Filled with creepy, gross-looking demons and well-executed jump scares, Doctor Strange in the Multiverse of Madness sets a new and fresh tone for the Marvel Cinematic Universe. It makes sense to have Doctor Strange delve into the horror genre as the comic books and characters do fall in line with demons, mystical arts, and the supernatural. It also deals with altered reality — another favorite of horror fans — determining what is real and what is not and is it just the mind? Honestly, director Sam Raimi, with his history working on the original live-action Spider-Man trilogy and the Evil Dead franchise, seemed like the perfect person for this job. He understands both genres and does a pretty good job pulling the dread and darkness out of our characters.
The film begins in between dimensions with America Chavez (Xochitl Gomez) running away from a creature with another universe’s Doctor Strange (Benedict Cumberbatch). After failing to protect the girl, that version of Doctor Strange meets his demise — which triggers something in our Doctor Strange. He wakes up having felt like that was a dream, but realizes quickly it was all real and he must now protect America from the evil demons that are chasing her.
It’s a lot to take in. There is even more to unpack when you involve Wanda aka The Scarlet Witch (Elizabeth Olsen), who must confront her own demons (pun intended) from Disney+’s WandaVision.
The film does require a little bit of Marvel knowledge from both the recent content and a few of the comic books. There is a lot of information that had to be explained in the film because the story deals with casting spells and traveling between universes. It would come to no surprise for the casual Marvel fan to watch it and feel a bit confused. Even I, who has extensive knowledge of the MCU, had to pause and reflect back on Marvel history to understand some aspects of the story. Please be sure to catch up on all the Disney+ content prior (or a rewatch if you’re forgetful), including Marvel’s WandaVision and What If.
Although Doctor Strange in the Multiverse of Madness is different and entertaining, it’s far from perfect. The CG is all over the place. Although it works extremely well for some scenes with Wanda’s dark magic, many times it feels a bit overkill. The first monster battle between Doctor Strange and the one-eyed squid monster was a headache-inducing nightmare. It’s only when the focus falls on Wanda’s mental state and anguish that Raimi knows where to add the horror visuals into the story, creating this kaleidoscopic and dark world.
The film also falls into the problem of focusing so much on the spectacle rather than character development with the heavy CG, the many dimensions and universes, several fan service cameos, and the multiple “morals of the story.” It feels overstuffed and rushed with content that it fails to go deep inside Stephen, America, and Wanda’s shared loneliness and grief. There is so much story in there, but it would rather turn Wanda’s traumatic state into an unnecessary evil than explore it. Disney+’s WandaVision focused on Wanda’s suffering from losing her loved ones to now, in Doctor Strange, using that as an excuse for villainy. If anything, WandaVision felt like a gunshot to Wanda’s trauma and Doctor Strange is poking its fingers in it and wiggling inside the wound.

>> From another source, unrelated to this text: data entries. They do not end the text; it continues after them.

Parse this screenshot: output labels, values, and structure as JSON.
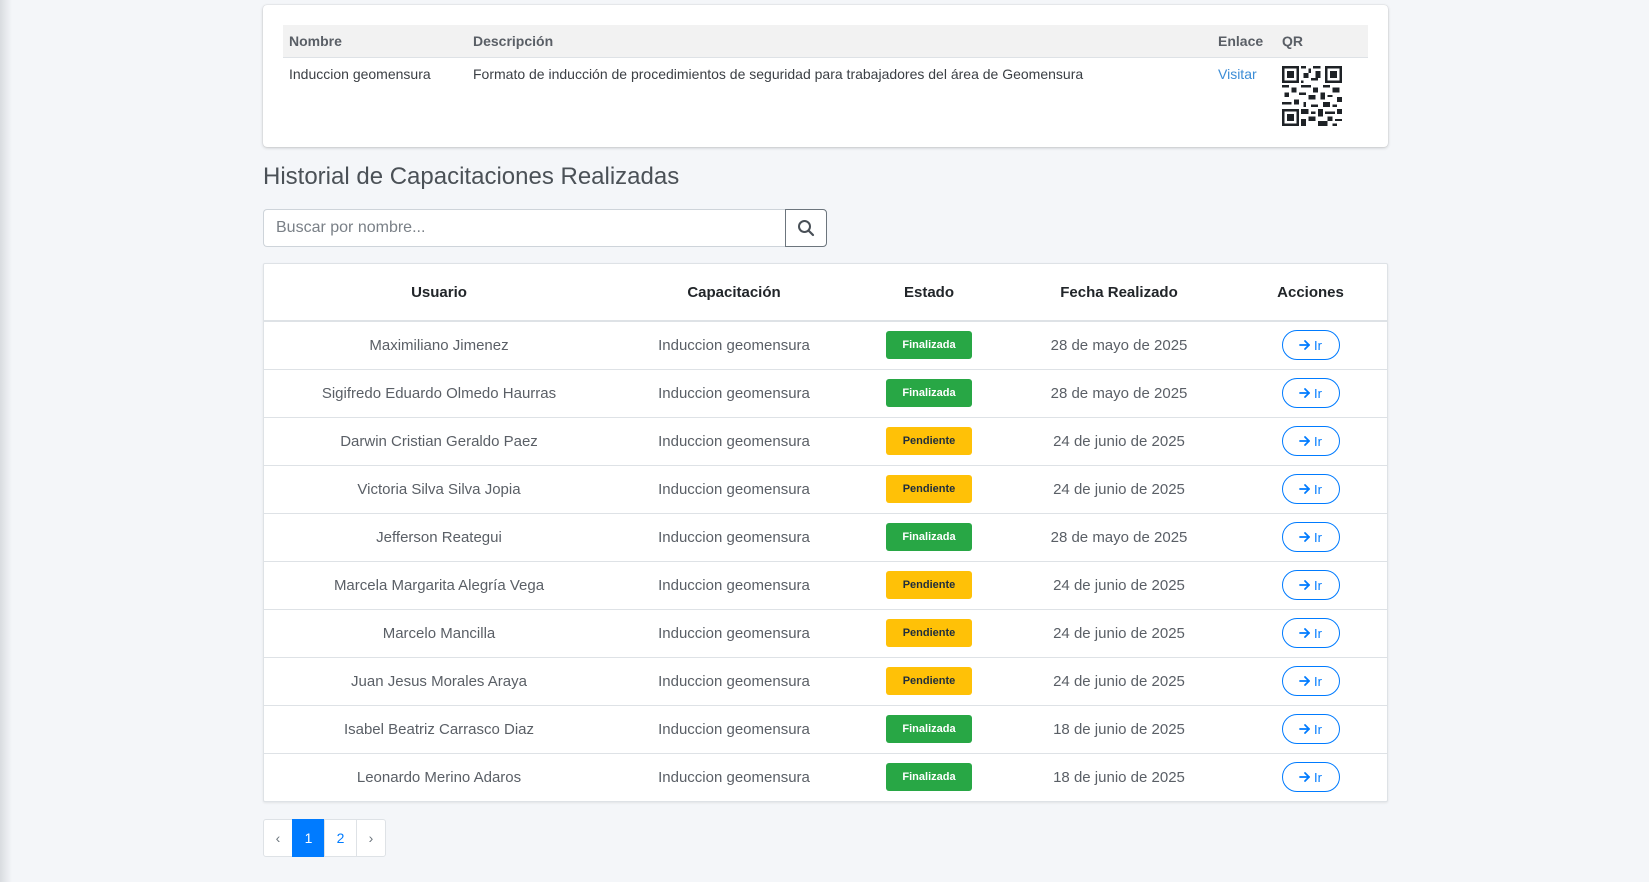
{
  "formato": {
    "headers": {
      "nombre": "Nombre",
      "descripcion": "Descripción",
      "enlace": "Enlace",
      "qr": "QR"
    },
    "row": {
      "nombre": "Induccion geomensura",
      "descripcion": "Formato de inducción de procedimientos de seguridad para trabajadores del área de Geomensura",
      "enlace": "Visitar"
    }
  },
  "historial": {
    "title": "Historial de Capacitaciones Realizadas",
    "search": {
      "placeholder": "Buscar por nombre...",
      "value": ""
    },
    "headers": {
      "usuario": "Usuario",
      "capacitacion": "Capacitación",
      "estado": "Estado",
      "fecha": "Fecha Realizado",
      "acciones": "Acciones"
    },
    "action_label": "Ir",
    "rows": [
      {
        "usuario": "Maximiliano Jimenez",
        "capacitacion": "Induccion geomensura",
        "estado": "Finalizada",
        "fecha": "28 de mayo de 2025"
      },
      {
        "usuario": "Sigifredo Eduardo Olmedo Haurras",
        "capacitacion": "Induccion geomensura",
        "estado": "Finalizada",
        "fecha": "28 de mayo de 2025"
      },
      {
        "usuario": "Darwin Cristian Geraldo Paez",
        "capacitacion": "Induccion geomensura",
        "estado": "Pendiente",
        "fecha": "24 de junio de 2025"
      },
      {
        "usuario": "Victoria Silva Silva Jopia",
        "capacitacion": "Induccion geomensura",
        "estado": "Pendiente",
        "fecha": "24 de junio de 2025"
      },
      {
        "usuario": "Jefferson Reategui",
        "capacitacion": "Induccion geomensura",
        "estado": "Finalizada",
        "fecha": "28 de mayo de 2025"
      },
      {
        "usuario": "Marcela Margarita Alegría Vega",
        "capacitacion": "Induccion geomensura",
        "estado": "Pendiente",
        "fecha": "24 de junio de 2025"
      },
      {
        "usuario": "Marcelo Mancilla",
        "capacitacion": "Induccion geomensura",
        "estado": "Pendiente",
        "fecha": "24 de junio de 2025"
      },
      {
        "usuario": "Juan Jesus Morales Araya",
        "capacitacion": "Induccion geomensura",
        "estado": "Pendiente",
        "fecha": "24 de junio de 2025"
      },
      {
        "usuario": "Isabel Beatriz Carrasco Diaz",
        "capacitacion": "Induccion geomensura",
        "estado": "Finalizada",
        "fecha": "18 de junio de 2025"
      },
      {
        "usuario": "Leonardo Merino Adaros",
        "capacitacion": "Induccion geomensura",
        "estado": "Finalizada",
        "fecha": "18 de junio de 2025"
      }
    ]
  },
  "pagination": {
    "prev": "‹",
    "pages": [
      "1",
      "2"
    ],
    "active": "1",
    "next": "›"
  },
  "colors": {
    "success": "#28a745",
    "warning": "#ffc107",
    "primary": "#007bff",
    "link": "#3c8dd6"
  },
  "icons": {
    "search": "search-icon",
    "action": "arrow-right-icon",
    "qr": "qr-code-icon"
  }
}
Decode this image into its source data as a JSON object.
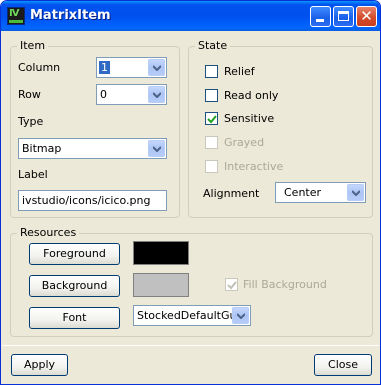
{
  "window": {
    "title": "MatrixItem"
  },
  "item": {
    "group_title": "Item",
    "column_label": "Column",
    "column_value": "1",
    "row_label": "Row",
    "row_value": "0",
    "type_label": "Type",
    "type_value": "Bitmap",
    "label_label": "Label",
    "label_value": "ivstudio/icons/icico.png"
  },
  "state": {
    "group_title": "State",
    "relief": {
      "label": "Relief",
      "checked": false,
      "enabled": true
    },
    "read_only": {
      "label": "Read only",
      "checked": false,
      "enabled": true
    },
    "sensitive": {
      "label": "Sensitive",
      "checked": true,
      "enabled": true
    },
    "grayed": {
      "label": "Grayed",
      "checked": false,
      "enabled": false
    },
    "interactive": {
      "label": "Interactive",
      "checked": false,
      "enabled": false
    },
    "alignment_label": "Alignment",
    "alignment_value": "Center"
  },
  "resources": {
    "group_title": "Resources",
    "foreground_label": "Foreground",
    "foreground_color": "#000000",
    "background_label": "Background",
    "background_color": "#c0c0c0",
    "fill_background": {
      "label": "Fill Background",
      "checked": true,
      "enabled": false
    },
    "font_label": "Font",
    "font_value": "StockedDefaultGui"
  },
  "footer": {
    "apply_label": "Apply",
    "close_label": "Close"
  }
}
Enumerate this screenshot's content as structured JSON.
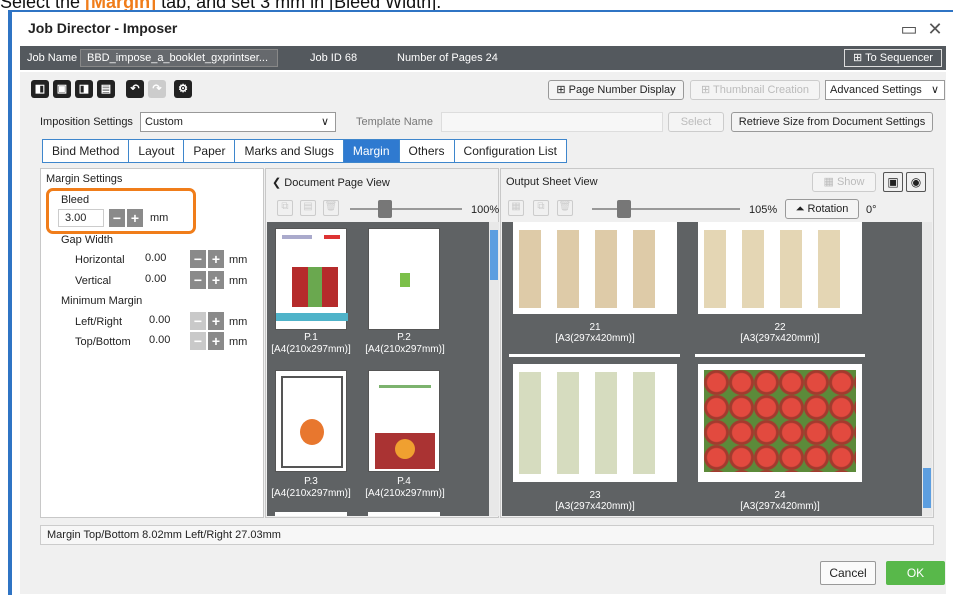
{
  "caption": {
    "prefix": "Select the ",
    "highlight": "[Margin]",
    "suffix": " tab, and set 3 mm in [Bleed Width]."
  },
  "window": {
    "title": "Job Director - Imposer",
    "maximize_icon": "maximize-icon",
    "close_icon": "close-icon"
  },
  "info": {
    "job_name_label": "Job Name",
    "job_name_value": "BBD_impose_a_booklet_gxprintser...",
    "job_id": "Job ID  68",
    "pages": "Number of Pages  24",
    "sequencer_btn": "To Sequencer"
  },
  "toolbar": {
    "page_number_display": "Page Number Display",
    "thumbnail_creation": "Thumbnail Creation",
    "advanced_settings": "Advanced Settings"
  },
  "settings": {
    "imposition_label": "Imposition Settings",
    "imposition_value": "Custom",
    "template_label": "Template Name",
    "select_btn": "Select",
    "retrieve_btn": "Retrieve Size from Document Settings"
  },
  "tabs": [
    "Bind Method",
    "Layout",
    "Paper",
    "Marks and Slugs",
    "Margin",
    "Others",
    "Configuration List"
  ],
  "margin": {
    "title": "Margin Settings",
    "bleed_label": "Bleed",
    "bleed_value": "3.00",
    "unit": "mm",
    "gap_label": "Gap Width",
    "horizontal_label": "Horizontal",
    "horizontal_value": "0.00",
    "vertical_label": "Vertical",
    "vertical_value": "0.00",
    "min_margin_label": "Minimum Margin",
    "leftright_label": "Left/Right",
    "leftright_value": "0.00",
    "topbottom_label": "Top/Bottom",
    "topbottom_value": "0.00"
  },
  "doc_view": {
    "title": "Document Page View",
    "zoom": "100%",
    "pages": [
      {
        "label": "P.1",
        "size": "[A4(210x297mm)]"
      },
      {
        "label": "P.2",
        "size": "[A4(210x297mm)]"
      },
      {
        "label": "P.3",
        "size": "[A4(210x297mm)]"
      },
      {
        "label": "P.4",
        "size": "[A4(210x297mm)]"
      }
    ]
  },
  "sheet_view": {
    "title": "Output Sheet View",
    "show_btn": "Show",
    "zoom": "105%",
    "rotation_btn": "Rotation",
    "rotation_value": "0°",
    "sheets": [
      {
        "label": "21",
        "size": "[A3(297x420mm)]"
      },
      {
        "label": "22",
        "size": "[A3(297x420mm)]"
      },
      {
        "label": "23",
        "size": "[A3(297x420mm)]"
      },
      {
        "label": "24",
        "size": "[A3(297x420mm)]"
      }
    ]
  },
  "status": {
    "text": "Margin  Top/Bottom  8.02mm  Left/Right  27.03mm"
  },
  "footer": {
    "cancel": "Cancel",
    "ok": "OK"
  },
  "colors": {
    "accent": "#2f7ad0",
    "highlight": "#f07d1a",
    "ok": "#58b84a"
  }
}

The story also seems to forget the recurring question being asked of our main protagonist throughout the film: “Are you happy?” After watching the woman of his dreams marry another man, Stephen questions his life choices — giving everything up to become this superhero — and runs into multiple versions of himself who made the same wrong choices, but never goes deep into whether or not he’s truly happy. The answer in the end felt very empty and unsatisfying.
Still, the film is fun to watch. It may not blow your mind in terms of storytelling, but it feels very different from previous Marvel films and content, especially for those who may be experiencing some superhero fatigue.